Issue: WON Lidell Motors, Inc. is an alter ego of Lidell & Co. making it liable for the said tax deficiency?

Held: Liddell & Co. Inc. Liddell Motors, Inc.

The Court held that Lidell Motors, Inc. is an alter ego of Lidell & Co. hence making it liable for tax
deficiency. Liddell & Co. is wholly owned by Frank Liddell. As of the time of its organization, 98% of
the capital stock belonged to Frank Liddell. The 20% paid-up subscription with which the company
began its business was paid by him. The subsequent subscriptions to the capital stock were made by him
and paid with his own money. As to Liddell Motors, Inc. SC is fully persuaded that Frank Liddell also
owned it. He supplied the original capital funds. It is not proven that his wife Irene, ostensibly the sole
incorporator of Liddell Motors, Inc. had money of her own to pay for her P20,000 initial subscription. Her
income in the United States in the years 1943 and 1944 and the savings therefrom could not be enough
to cover the amount of subscription. The evidence at hand also shows that Irene Liddell had scant
participation in the affairs of Liddell Motors, Inc.

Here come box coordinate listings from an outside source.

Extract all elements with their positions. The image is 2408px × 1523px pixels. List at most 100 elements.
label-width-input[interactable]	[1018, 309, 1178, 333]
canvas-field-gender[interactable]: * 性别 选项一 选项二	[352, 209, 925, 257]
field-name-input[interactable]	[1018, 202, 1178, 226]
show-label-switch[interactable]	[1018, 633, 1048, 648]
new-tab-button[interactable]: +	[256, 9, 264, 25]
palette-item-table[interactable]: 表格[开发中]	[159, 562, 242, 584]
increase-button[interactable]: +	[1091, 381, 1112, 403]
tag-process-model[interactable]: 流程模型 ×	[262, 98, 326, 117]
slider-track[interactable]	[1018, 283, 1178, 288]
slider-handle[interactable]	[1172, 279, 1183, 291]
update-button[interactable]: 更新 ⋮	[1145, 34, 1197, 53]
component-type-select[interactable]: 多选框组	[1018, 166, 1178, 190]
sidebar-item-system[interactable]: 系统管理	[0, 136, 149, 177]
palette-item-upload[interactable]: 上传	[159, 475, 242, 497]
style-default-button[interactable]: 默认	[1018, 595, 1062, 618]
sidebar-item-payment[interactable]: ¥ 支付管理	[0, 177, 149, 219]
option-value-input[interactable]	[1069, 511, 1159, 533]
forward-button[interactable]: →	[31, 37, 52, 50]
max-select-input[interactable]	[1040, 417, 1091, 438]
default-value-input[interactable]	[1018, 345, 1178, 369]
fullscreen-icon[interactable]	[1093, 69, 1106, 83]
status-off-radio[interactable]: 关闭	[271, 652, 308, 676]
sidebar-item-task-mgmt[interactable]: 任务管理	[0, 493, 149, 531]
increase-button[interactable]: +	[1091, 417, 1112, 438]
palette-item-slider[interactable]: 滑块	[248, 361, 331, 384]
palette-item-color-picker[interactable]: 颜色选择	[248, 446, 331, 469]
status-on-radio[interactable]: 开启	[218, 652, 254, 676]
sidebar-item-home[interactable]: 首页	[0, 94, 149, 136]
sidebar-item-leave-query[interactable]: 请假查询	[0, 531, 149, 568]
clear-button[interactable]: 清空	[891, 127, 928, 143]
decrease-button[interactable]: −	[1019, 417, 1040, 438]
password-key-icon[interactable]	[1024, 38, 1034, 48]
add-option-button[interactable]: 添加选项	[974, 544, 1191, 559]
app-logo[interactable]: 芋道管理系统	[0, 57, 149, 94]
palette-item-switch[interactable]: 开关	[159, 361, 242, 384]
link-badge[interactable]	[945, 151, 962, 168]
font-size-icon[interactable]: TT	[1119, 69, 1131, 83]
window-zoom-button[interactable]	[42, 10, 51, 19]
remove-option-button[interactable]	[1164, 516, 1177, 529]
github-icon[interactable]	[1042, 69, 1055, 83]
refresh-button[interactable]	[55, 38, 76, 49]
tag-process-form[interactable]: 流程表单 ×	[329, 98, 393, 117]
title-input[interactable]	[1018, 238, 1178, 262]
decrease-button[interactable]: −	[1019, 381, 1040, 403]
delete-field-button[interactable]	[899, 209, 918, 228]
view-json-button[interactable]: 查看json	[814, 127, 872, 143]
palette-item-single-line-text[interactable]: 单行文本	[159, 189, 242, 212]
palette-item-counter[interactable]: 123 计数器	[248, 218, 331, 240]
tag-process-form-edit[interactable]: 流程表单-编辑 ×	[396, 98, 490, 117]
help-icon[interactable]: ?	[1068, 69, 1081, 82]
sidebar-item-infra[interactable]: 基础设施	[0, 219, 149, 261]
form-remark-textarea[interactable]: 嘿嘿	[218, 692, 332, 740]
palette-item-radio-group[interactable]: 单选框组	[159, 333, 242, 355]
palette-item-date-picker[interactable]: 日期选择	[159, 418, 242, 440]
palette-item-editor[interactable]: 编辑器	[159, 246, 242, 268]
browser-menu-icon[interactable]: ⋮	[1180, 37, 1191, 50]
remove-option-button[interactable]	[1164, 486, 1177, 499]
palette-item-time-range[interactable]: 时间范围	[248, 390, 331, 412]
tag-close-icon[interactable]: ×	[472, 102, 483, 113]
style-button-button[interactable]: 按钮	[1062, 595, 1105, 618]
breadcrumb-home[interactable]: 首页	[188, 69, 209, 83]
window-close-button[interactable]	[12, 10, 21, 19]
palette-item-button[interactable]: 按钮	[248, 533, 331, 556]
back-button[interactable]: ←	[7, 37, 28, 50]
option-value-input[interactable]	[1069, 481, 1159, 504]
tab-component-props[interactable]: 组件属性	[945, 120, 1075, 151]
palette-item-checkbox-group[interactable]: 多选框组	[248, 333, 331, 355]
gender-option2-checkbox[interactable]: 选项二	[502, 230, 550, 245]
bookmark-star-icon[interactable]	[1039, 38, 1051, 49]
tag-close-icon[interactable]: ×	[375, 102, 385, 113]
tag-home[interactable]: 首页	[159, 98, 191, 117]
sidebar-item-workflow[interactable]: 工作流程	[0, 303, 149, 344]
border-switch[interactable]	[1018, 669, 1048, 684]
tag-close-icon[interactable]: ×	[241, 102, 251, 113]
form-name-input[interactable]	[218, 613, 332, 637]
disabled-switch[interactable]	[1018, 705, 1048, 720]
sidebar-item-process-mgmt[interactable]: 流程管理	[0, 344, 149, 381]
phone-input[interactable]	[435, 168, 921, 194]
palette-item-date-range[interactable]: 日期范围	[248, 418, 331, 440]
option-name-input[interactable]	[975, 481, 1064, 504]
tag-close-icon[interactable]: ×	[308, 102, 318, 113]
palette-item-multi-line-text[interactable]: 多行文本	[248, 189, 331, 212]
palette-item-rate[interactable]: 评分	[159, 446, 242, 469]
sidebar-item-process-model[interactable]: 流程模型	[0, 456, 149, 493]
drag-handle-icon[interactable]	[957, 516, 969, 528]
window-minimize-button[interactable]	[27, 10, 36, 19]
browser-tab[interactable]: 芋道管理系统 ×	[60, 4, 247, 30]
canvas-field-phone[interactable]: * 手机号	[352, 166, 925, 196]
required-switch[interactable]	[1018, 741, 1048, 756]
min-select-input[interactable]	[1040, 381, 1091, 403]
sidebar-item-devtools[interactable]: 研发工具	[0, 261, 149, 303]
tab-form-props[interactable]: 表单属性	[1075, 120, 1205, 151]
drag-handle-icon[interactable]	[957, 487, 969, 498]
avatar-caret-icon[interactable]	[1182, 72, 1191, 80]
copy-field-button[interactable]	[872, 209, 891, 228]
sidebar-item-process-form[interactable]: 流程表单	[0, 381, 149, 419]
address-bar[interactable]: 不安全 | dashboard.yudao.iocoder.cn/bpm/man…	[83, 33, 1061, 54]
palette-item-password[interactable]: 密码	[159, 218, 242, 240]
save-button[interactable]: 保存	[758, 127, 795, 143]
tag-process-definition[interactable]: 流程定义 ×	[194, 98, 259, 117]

It is of course accepted that the mere fact that one or more corporations are owned and controlled by a
single stockholder is not of itself sufficient ground for disregarding separate corporate entities. Authorities
support the rule that it is lawful to obtain a corporation charter, even with a single substantial stockholder,
to engage in a specific activity, and such activity may co-exist with other private activities of the
stockholder. If the corporation is a substantial one, conducted lawfully and without fraud on another, its
separate identity is to be respected.

Accordingly, the mere fact that Liddell & Co. and Liddell Motors, Inc. are corporations owned and
controlled by Frank Liddell directly or indirectly is not by itself sufficient to justify the disregard of
the separate corporate identity of one from the other. There is, however, in this instant case, a
peculiar consequence of the organization and activities of Liddell Motors, Inc.

Consistently with this view, the United States Supreme Court held that "a taxpayer may gain advantage
of doing business thru a corporation if he pleases, but the revenue officers in proper cases, may
disregard the separate corporate entity where it serves but as a shield for tax evasion and treat
the person who actually may take the benefits of the transactions as the person accordingly
taxable."
Where a corporation is a dummy, is unreal or a sham and serves no business purpose and is
intended only as a blind, the corporate form may be ignored for the law cannot countenance a
form that is bald and a mischievous fiction.